Discover the difference between mission-driven and purpose-driven organizations and why leading with a purpose delivers better results.
Every company has a mission. Many of them have an entire page on their website dedicated to talking about their mission. But can the same be said about purpose? Not frequently enough.
On a recent episode of the Oh Ship! Show host Freddie Laker spoke with independent consultant Dave Minifie to discover what it means to be a mission-led or purpose-led company. In a nutshell, Minifie revealed that companies with a clear mission are generally good at what they do, but those that lead with a purpose are better at understanding why they exist. And most notably, companies that operate under the purpose-led framework tend to see greater success.
Meet Dave Minifie
Former marine Dave Minifie started his career at Procter & Gamble before moving on to become the Chief Experience Officer of the healthcare firm Centene. This role oversees the entire customer journey and is accountable for improving it while also communicating the company’s value proposition through its actions. One way that Minifie communicated this value proposition—and continues to instill in the companies he consults with—is by focusing on the company’s purpose rather than its mission.
Here’s Minifie’s take on what it means to be a purpose-led organization and why it matters.
Laker: What’s the difference between mission and purpose, and why does purpose matter?
The roles of a company’s mission and purpose are viewed differently based on the person viewing them. Having held the roles of both a Chief Experience Officer and a Chief Marketing Officer, Minifie understands the gap between the two better than many.
“Advertisers and marketers like to focus on transactions, then move into engagements. But the real holy grail for companies is relationships.” This comparison aligns perfectly with a company that’s mission-focused vs. one that’s led by purpose.
“In the Marine Corps, we talked a lot about missions. A mission was a very direct thing where we’d plan where we’d go, what to do on that hill, and so on. We were given orders, and with every order, we would also talk about the commander’s intent. Intent is the ‘why’ behind everything you do. For example, your mission might be to go to a certain spot and disrupt the communication of the enemy. But if the communication antenna has been moved, your job isn’t done, even though you went to that spot. You’ve got to figure out where to go and what to do next. So it’s not about completing a mission but rather fulfilling a purpose. The same can be applied in a business sense. The purpose is what’s guiding the mission, not the other way around.”
Minifie shares that too many organizations he’s worked with are mission-focused, using his role at a healthcare company as an example. Missions like improving health outcomes and lowering healthcare costs sound great! But Minifie points out that their competitors likely want those same things. Consumers want those things, too. Those missions, though admirable, had nothing to do with why the company existed. “We had to do some digging, but we decided that we existed to transform the health of the community in which we served. That became our purpose, and it was so much more inspirational than a mission to save money.”
Laker: Do all companies have (or need) a purpose? Do consumers know what a company’s purpose is?
Laker makes the suggestion that not all companies may have or need a purpose, and people will still buy from them. He points to Amazon as an example, noting that the company has surpassed so many competitors, and its profits and patronage continues to soar. While Minifie admits he hasn’t given much thought to Amazon or its potential purpose, he believes that the company still likely has one and benefits from it.
“If you’re wondering about Amazon’s purpose, look no further than its logo. Its smiling face arrow points from A to Z. From a founding standpoint, there was a great desire to make life easier in all ways for all things. The company has gone from books to full-blown retail and now web services and content streaming. With everything they do, that purpose of making life easier remains.”
However, Minifie admits that this isn’t true of all the powerhouses in Silicon Valley. Companies that are more profit-driven than purpose-driven often make themselves obvious. Whether or not that matters to customers when choosing who to do business with is a different story.
Laker: When does purpose matter most to an organization?
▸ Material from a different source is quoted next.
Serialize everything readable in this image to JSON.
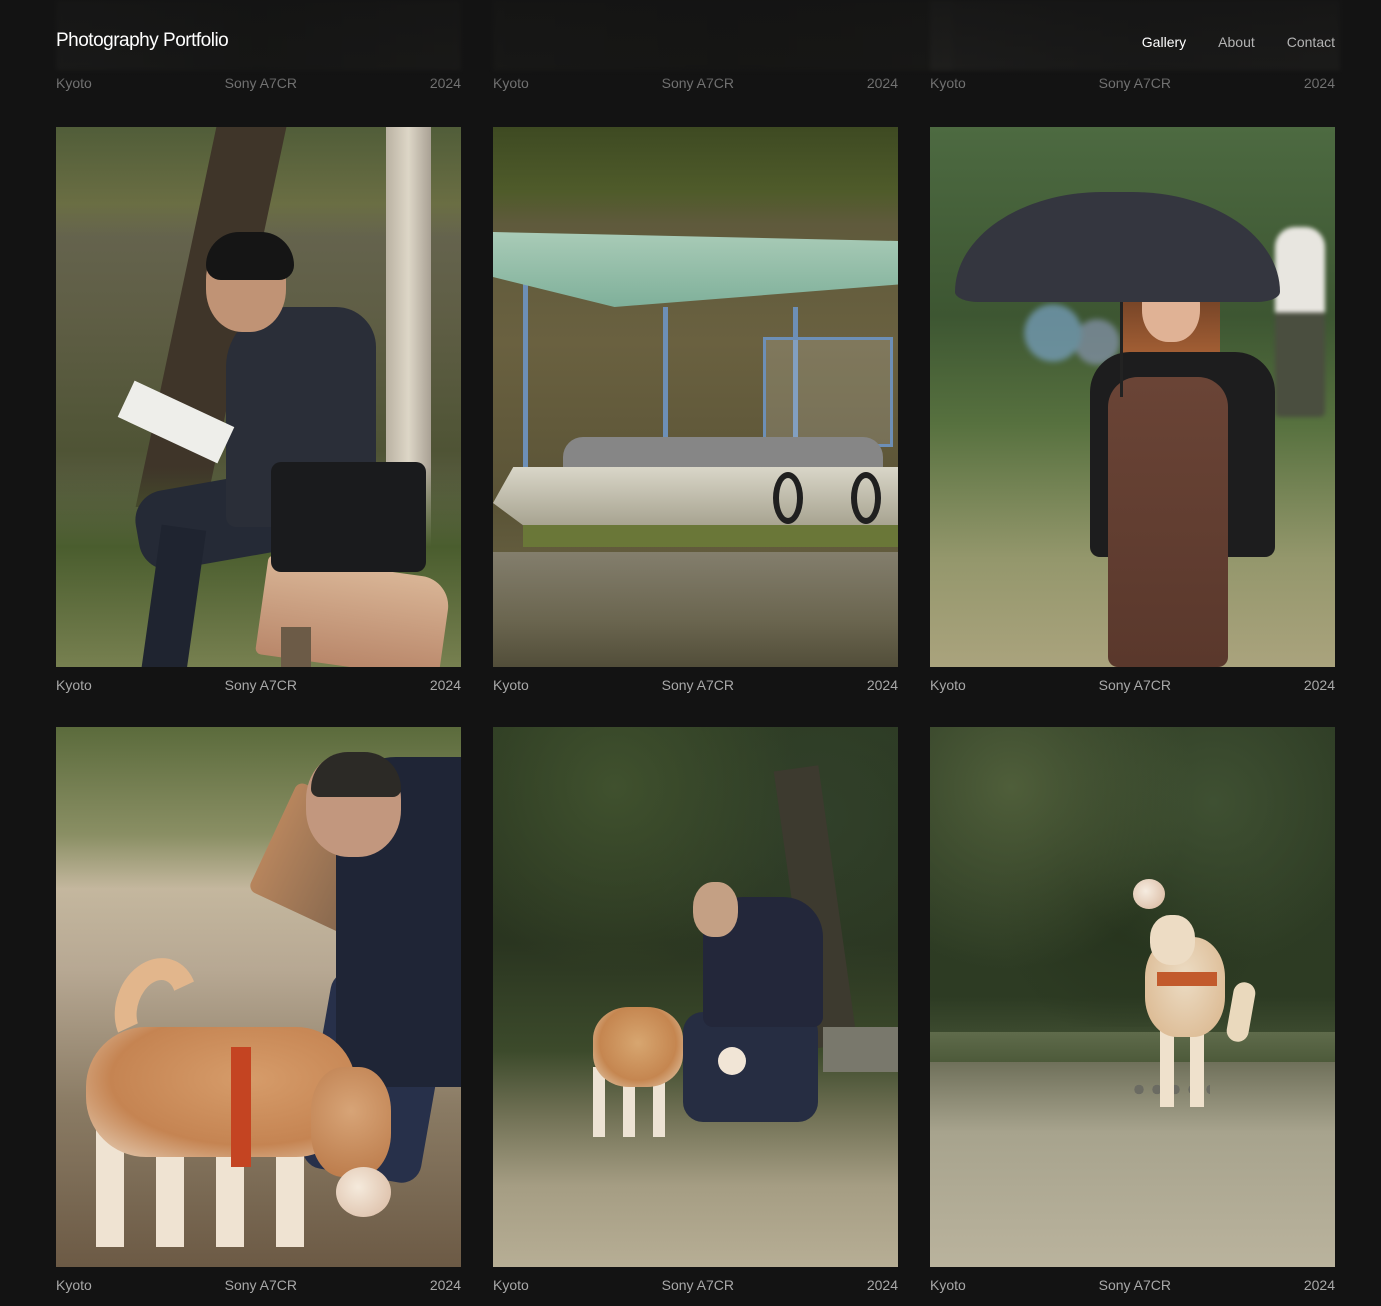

Laker sees how purpose can help a company maintain its resilience, especially in situations like the pandemic but also when business is going really well. Minifie echoes the idea, pointing to a book written by P&G’s former Chief Marketing Officer Jim Stengel called Grow.
“Stengel compared purpose-led and non-purpose-led companies and determined that over time, purpose does create a sustainable advantage. Purpose is the spine of the organization. It helps to keep everyone upright and straight and working as a body. Whether you’re going through a merger or acquisition, or you’re facing unprecedented uncertainty like many companies have been during the pandemic, purpose re-instills confidence.”
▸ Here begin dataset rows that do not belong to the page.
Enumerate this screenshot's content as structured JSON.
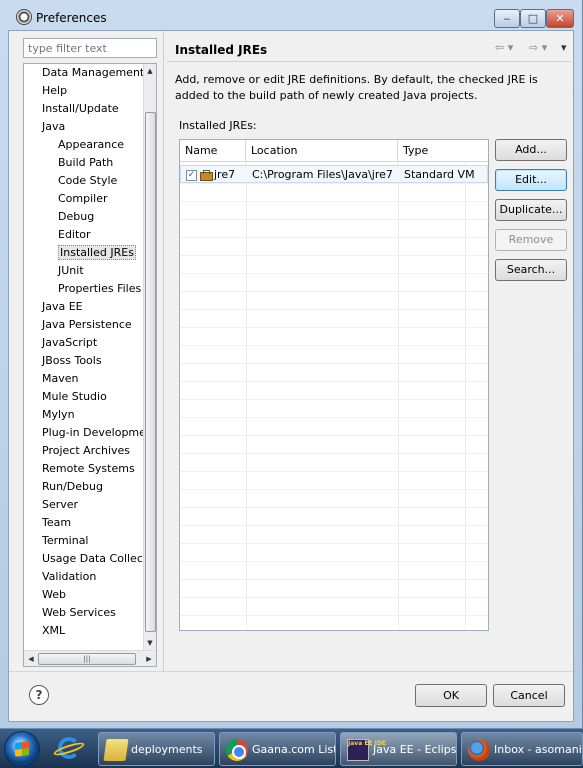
{
  "window": {
    "title": "Preferences",
    "min_glyph": "‒",
    "max_glyph": "□",
    "close_glyph": "✕"
  },
  "nav": {
    "filter_placeholder": "type filter text",
    "items": [
      {
        "label": "Data Management",
        "level": 0,
        "selected": false
      },
      {
        "label": "Help",
        "level": 0,
        "selected": false
      },
      {
        "label": "Install/Update",
        "level": 0,
        "selected": false
      },
      {
        "label": "Java",
        "level": 0,
        "selected": false
      },
      {
        "label": "Appearance",
        "level": 1,
        "selected": false
      },
      {
        "label": "Build Path",
        "level": 1,
        "selected": false
      },
      {
        "label": "Code Style",
        "level": 1,
        "selected": false
      },
      {
        "label": "Compiler",
        "level": 1,
        "selected": false
      },
      {
        "label": "Debug",
        "level": 1,
        "selected": false
      },
      {
        "label": "Editor",
        "level": 1,
        "selected": false
      },
      {
        "label": "Installed JREs",
        "level": 1,
        "selected": true
      },
      {
        "label": "JUnit",
        "level": 1,
        "selected": false
      },
      {
        "label": "Properties Files Edito",
        "level": 1,
        "selected": false
      },
      {
        "label": "Java EE",
        "level": 0,
        "selected": false
      },
      {
        "label": "Java Persistence",
        "level": 0,
        "selected": false
      },
      {
        "label": "JavaScript",
        "level": 0,
        "selected": false
      },
      {
        "label": "JBoss Tools",
        "level": 0,
        "selected": false
      },
      {
        "label": "Maven",
        "level": 0,
        "selected": false
      },
      {
        "label": "Mule Studio",
        "level": 0,
        "selected": false
      },
      {
        "label": "Mylyn",
        "level": 0,
        "selected": false
      },
      {
        "label": "Plug-in Development",
        "level": 0,
        "selected": false
      },
      {
        "label": "Project Archives",
        "level": 0,
        "selected": false
      },
      {
        "label": "Remote Systems",
        "level": 0,
        "selected": false
      },
      {
        "label": "Run/Debug",
        "level": 0,
        "selected": false
      },
      {
        "label": "Server",
        "level": 0,
        "selected": false
      },
      {
        "label": "Team",
        "level": 0,
        "selected": false
      },
      {
        "label": "Terminal",
        "level": 0,
        "selected": false
      },
      {
        "label": "Usage Data Collector",
        "level": 0,
        "selected": false
      },
      {
        "label": "Validation",
        "level": 0,
        "selected": false
      },
      {
        "label": "Web",
        "level": 0,
        "selected": false
      },
      {
        "label": "Web Services",
        "level": 0,
        "selected": false
      },
      {
        "label": "XML",
        "level": 0,
        "selected": false
      }
    ]
  },
  "page": {
    "title": "Installed JREs",
    "nav_back": "⇦ ▾",
    "nav_forward": "⇨ ▾",
    "nav_menu": "▾",
    "description": "Add, remove or edit JRE definitions. By default, the checked JRE is added to the build path of newly created Java projects.",
    "list_label": "Installed JREs:",
    "columns": {
      "name": "Name",
      "location": "Location",
      "type": "Type"
    },
    "rows": [
      {
        "checked": true,
        "check_glyph": "✓",
        "name": "jre7",
        "location": "C:\\Program Files\\Java\\jre7",
        "type": "Standard VM"
      }
    ],
    "buttons": {
      "add": "Add...",
      "edit": "Edit...",
      "duplicate": "Duplicate...",
      "remove": "Remove",
      "search": "Search..."
    }
  },
  "footer": {
    "help_glyph": "?",
    "ok": "OK",
    "cancel": "Cancel"
  },
  "taskbar": {
    "tasks": [
      {
        "label": "deployments",
        "icon": "folder-icon"
      },
      {
        "label": "Gaana.com List...",
        "icon": "chrome-icon"
      },
      {
        "label": "Java EE - Eclipse",
        "icon": "eclipse-icon",
        "active": true
      },
      {
        "label": "Inbox - asomani...",
        "icon": "firefox-icon"
      }
    ],
    "eclipse_icon_text": "Java EE IDE"
  }
}
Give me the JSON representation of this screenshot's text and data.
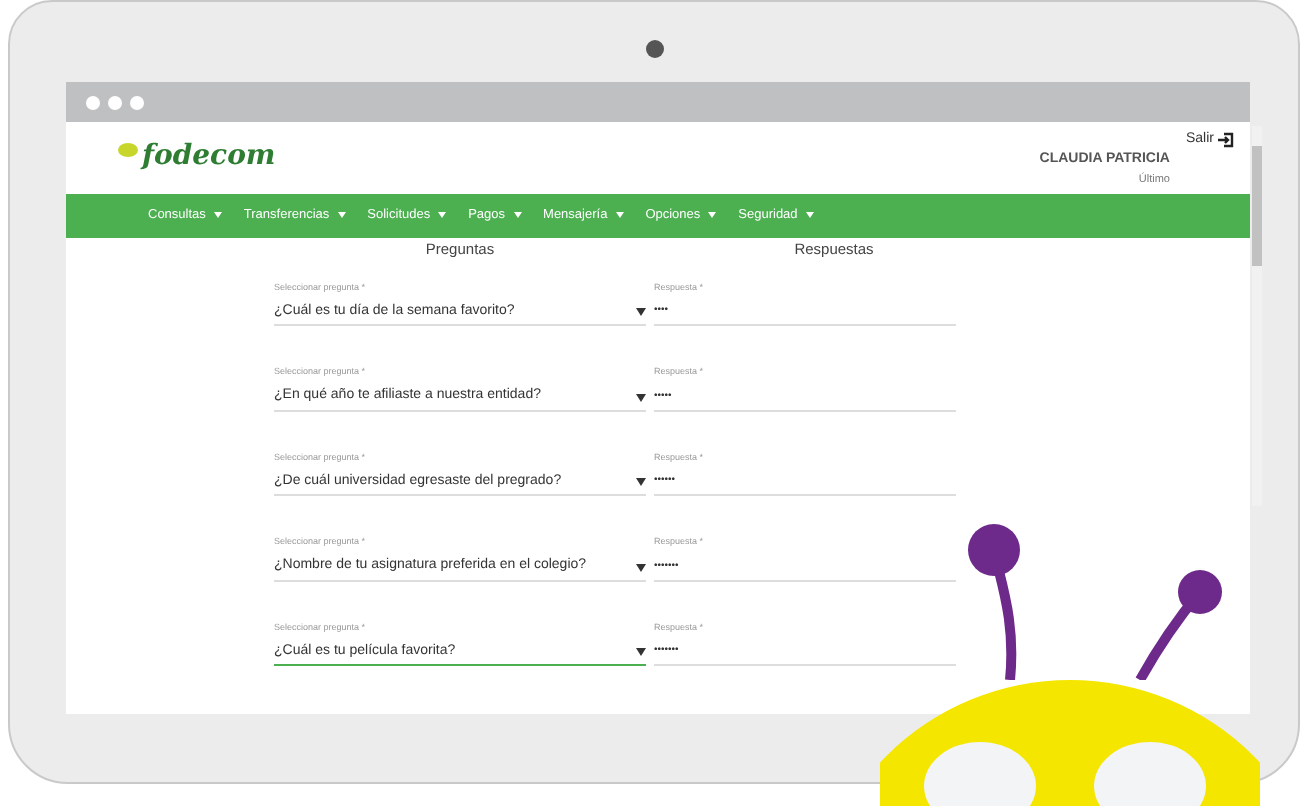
{
  "header": {
    "logo": "fodecom",
    "user_name": "CLAUDIA PATRICIA",
    "user_subtitle": "Último",
    "logout": "Salir"
  },
  "menu": [
    {
      "label": "Consultas"
    },
    {
      "label": "Transferencias"
    },
    {
      "label": "Solicitudes"
    },
    {
      "label": "Pagos"
    },
    {
      "label": "Mensajería"
    },
    {
      "label": "Opciones"
    },
    {
      "label": "Seguridad"
    }
  ],
  "columns": [
    "Preguntas",
    "Respuestas"
  ],
  "rows": [
    {
      "question_label": "Seleccionar pregunta *",
      "question": "¿Cuál es tu día de la semana favorito?",
      "answer_label": "Respuesta *",
      "answer": "••••",
      "focused": false
    },
    {
      "question_label": "Seleccionar pregunta *",
      "question": "¿En qué año te afiliaste a nuestra entidad?",
      "answer_label": "Respuesta *",
      "answer": "•••••",
      "focused": false
    },
    {
      "question_label": "Seleccionar pregunta *",
      "question": "¿De cuál universidad egresaste del pregrado?",
      "answer_label": "Respuesta *",
      "answer": "••••••",
      "focused": false
    },
    {
      "question_label": "Seleccionar pregunta *",
      "question": "¿Nombre de tu asignatura preferida en el colegio?",
      "answer_label": "Respuesta *",
      "answer": "•••••••",
      "focused": false
    },
    {
      "question_label": "Seleccionar pregunta *",
      "question": "¿Cuál es tu película favorita?",
      "answer_label": "Respuesta *",
      "answer": "•••••••",
      "focused": true
    }
  ]
}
Minifie feels that purpose matters more in tough times and says it’s okay to be more mission-focused when things are going well. “Leaders can focus on margins and transactions and celebrate the fact that they’re delivering great business results. But when business gets tough, focusing on margin doesn’t feel as celebratory. At that point, the focus shifts to risk management. That can feel like doom and gloom, but when you’re purpose-driven, you understand why you exist as an organization and can rely on that purpose. It not only helps keep morale high internally but can also make it easier to deal with customers and reinforce your role to the people you serve.”